Enchâssée dans le Bouclier canadien, la Baie-James sait défier le temps. Son relief accidenté rappelle le passage des glaciers dont le rabotage a semé des débris rocheux dressés, nostalgiques d’on ne sait quel passé, sur la plaine désolée : les eskers et les moraines.
Des portions du secteur sud-ouest, jadis submergées par la mer de Tyrrell, sont couvertes d’argile marine. Le sol continuerait de réagir au retrait millénaire des glaces : selon les scientifiques qui l’auscultent, il s’élève de près de 1 cm par année. L’époque glaciaire continue d’influencer le paysage actuel de bien des façons. La route qui mène à la Baie-James serpente bizarrement à travers un territoire pourtant plat et nue serait-ce l’ouvrage extravagant d’un ingénieur farfelu? On a simplement et prudemment posé le bitume sur l’assise solide des dépôts glaciaires épars, au milieu des tourbières. La Baie-James doit encore à la dernière glaciation des innombrables marais, lacs et rivières du réseau hydrologique qui submerge environ 15% de la région.

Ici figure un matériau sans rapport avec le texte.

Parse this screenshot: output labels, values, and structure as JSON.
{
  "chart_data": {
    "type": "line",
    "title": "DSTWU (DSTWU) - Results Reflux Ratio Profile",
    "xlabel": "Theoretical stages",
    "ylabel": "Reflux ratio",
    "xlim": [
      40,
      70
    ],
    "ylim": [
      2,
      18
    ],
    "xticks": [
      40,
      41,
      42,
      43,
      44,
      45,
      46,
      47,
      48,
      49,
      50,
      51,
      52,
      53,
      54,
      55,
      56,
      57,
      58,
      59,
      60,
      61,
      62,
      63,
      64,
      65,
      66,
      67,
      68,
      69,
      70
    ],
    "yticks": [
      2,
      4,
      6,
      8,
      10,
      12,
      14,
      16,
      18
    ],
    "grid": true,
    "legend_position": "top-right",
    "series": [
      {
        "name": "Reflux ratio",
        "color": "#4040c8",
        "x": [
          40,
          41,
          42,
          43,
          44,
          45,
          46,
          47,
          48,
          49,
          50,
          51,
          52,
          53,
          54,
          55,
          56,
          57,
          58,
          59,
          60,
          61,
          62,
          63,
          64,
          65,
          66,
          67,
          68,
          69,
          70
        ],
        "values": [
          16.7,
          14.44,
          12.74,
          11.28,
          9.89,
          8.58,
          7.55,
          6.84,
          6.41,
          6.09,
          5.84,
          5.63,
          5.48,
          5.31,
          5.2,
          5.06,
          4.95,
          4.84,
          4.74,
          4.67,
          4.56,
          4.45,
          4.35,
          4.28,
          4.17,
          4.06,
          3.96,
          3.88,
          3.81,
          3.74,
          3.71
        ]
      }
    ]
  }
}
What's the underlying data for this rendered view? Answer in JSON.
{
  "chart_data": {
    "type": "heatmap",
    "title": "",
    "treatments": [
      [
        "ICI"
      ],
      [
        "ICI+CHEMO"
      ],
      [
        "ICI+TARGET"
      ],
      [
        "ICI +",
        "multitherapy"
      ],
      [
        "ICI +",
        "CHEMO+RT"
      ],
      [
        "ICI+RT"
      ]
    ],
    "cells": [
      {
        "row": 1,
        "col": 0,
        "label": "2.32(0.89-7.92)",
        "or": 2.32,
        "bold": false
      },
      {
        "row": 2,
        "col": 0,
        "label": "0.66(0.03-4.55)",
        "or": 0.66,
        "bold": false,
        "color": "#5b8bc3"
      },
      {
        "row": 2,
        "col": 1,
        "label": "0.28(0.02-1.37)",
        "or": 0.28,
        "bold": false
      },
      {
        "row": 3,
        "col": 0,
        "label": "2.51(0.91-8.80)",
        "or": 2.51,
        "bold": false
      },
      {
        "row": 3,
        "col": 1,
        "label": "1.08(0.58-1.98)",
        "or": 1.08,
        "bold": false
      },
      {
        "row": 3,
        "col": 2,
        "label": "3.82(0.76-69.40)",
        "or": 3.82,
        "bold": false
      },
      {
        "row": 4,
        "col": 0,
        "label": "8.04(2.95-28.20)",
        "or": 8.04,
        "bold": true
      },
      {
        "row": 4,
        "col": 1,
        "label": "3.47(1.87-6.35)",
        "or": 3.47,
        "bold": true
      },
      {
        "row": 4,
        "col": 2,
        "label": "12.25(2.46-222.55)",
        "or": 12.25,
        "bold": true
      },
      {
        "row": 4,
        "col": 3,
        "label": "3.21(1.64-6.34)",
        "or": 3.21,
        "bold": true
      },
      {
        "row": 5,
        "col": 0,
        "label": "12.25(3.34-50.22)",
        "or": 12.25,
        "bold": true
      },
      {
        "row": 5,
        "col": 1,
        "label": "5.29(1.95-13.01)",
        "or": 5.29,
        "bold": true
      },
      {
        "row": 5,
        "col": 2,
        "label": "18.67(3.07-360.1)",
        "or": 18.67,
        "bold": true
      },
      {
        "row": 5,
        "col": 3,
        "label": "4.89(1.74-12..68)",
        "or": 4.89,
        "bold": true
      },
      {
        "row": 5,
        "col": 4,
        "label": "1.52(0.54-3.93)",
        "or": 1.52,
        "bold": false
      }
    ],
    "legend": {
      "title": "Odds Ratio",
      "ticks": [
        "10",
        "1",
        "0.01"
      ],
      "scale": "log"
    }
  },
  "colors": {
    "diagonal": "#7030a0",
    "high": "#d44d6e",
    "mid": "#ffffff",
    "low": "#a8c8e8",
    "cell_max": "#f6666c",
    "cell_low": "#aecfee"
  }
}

Dans cette contré rude et giboyeuse, les Cris se sont établis il y a plusieurs milliers d’années. Chasseurs et longtemps nomades, ils gèrent aujourd’hui neuf villages dispersés le long de la côte et à l’intérieur du territoire qui jouxte les étendues exclusivement réservées à leurs activités de chasse et de pêche.

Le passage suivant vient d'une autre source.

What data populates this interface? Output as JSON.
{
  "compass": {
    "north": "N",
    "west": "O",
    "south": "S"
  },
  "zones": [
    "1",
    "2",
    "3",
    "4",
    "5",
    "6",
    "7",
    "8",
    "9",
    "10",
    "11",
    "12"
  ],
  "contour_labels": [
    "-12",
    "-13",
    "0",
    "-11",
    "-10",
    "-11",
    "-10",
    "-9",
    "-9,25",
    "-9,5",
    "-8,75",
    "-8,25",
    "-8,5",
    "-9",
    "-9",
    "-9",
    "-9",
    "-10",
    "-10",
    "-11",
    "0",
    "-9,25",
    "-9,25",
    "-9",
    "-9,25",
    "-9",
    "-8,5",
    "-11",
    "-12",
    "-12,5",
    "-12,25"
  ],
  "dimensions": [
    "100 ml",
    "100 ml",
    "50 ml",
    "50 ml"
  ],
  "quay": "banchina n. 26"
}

Les Cris prospéraient depuis des millénaires dans cette baie que les premiers explorateurs européens n’ont découverte qu’au XVIIe siècle. À bord du navire Nonsuch, offert par la cour britannique aux deux aventuriers français Pierre-Esprit Radisson et Médart Chouart des Groseillers, ceux-ci jettent l »ancre au sud de la baie. Ils y érigent Fort Charles, aujourd’hui Waskaganish, et récoltent une pleine cargaison de pelleteries. Deux ans plus tard, en 1670, le roi Charles II octroie une charte à la Company of Adventurers of England Trading into Hudson’s Bay, loin de se douter, à l’époque, que ladite compagnie existerait toujours aujourd’hui. Au cours des deux siècles suivants, la traite des fourrures prospère. À son déclin, les trappeurs se feront prospecteurs et l’exploitation minière prendra son essor dans la seconde moitié du XXe siècle. On y verra l’industrie forestière se développer au détour des années 1960.
Des vestiges de ces différentes activités ont subsisté. D’anciens postes de traite entretiennent plaisamment la mémoire d’aventuriers depuis longtemps disparus; mais les blessures infligées au sol par la coupe du bois et l’extraction du minerai n’ont rien de réjouissant pour l’œil.
(Source : Rivières du Québec, Découverte d’une richesse patrimoniale et naturelle. Par Annie Mercier et Jean-François Hamel. Les éditions de l’Homme, une division du groupe Sogides).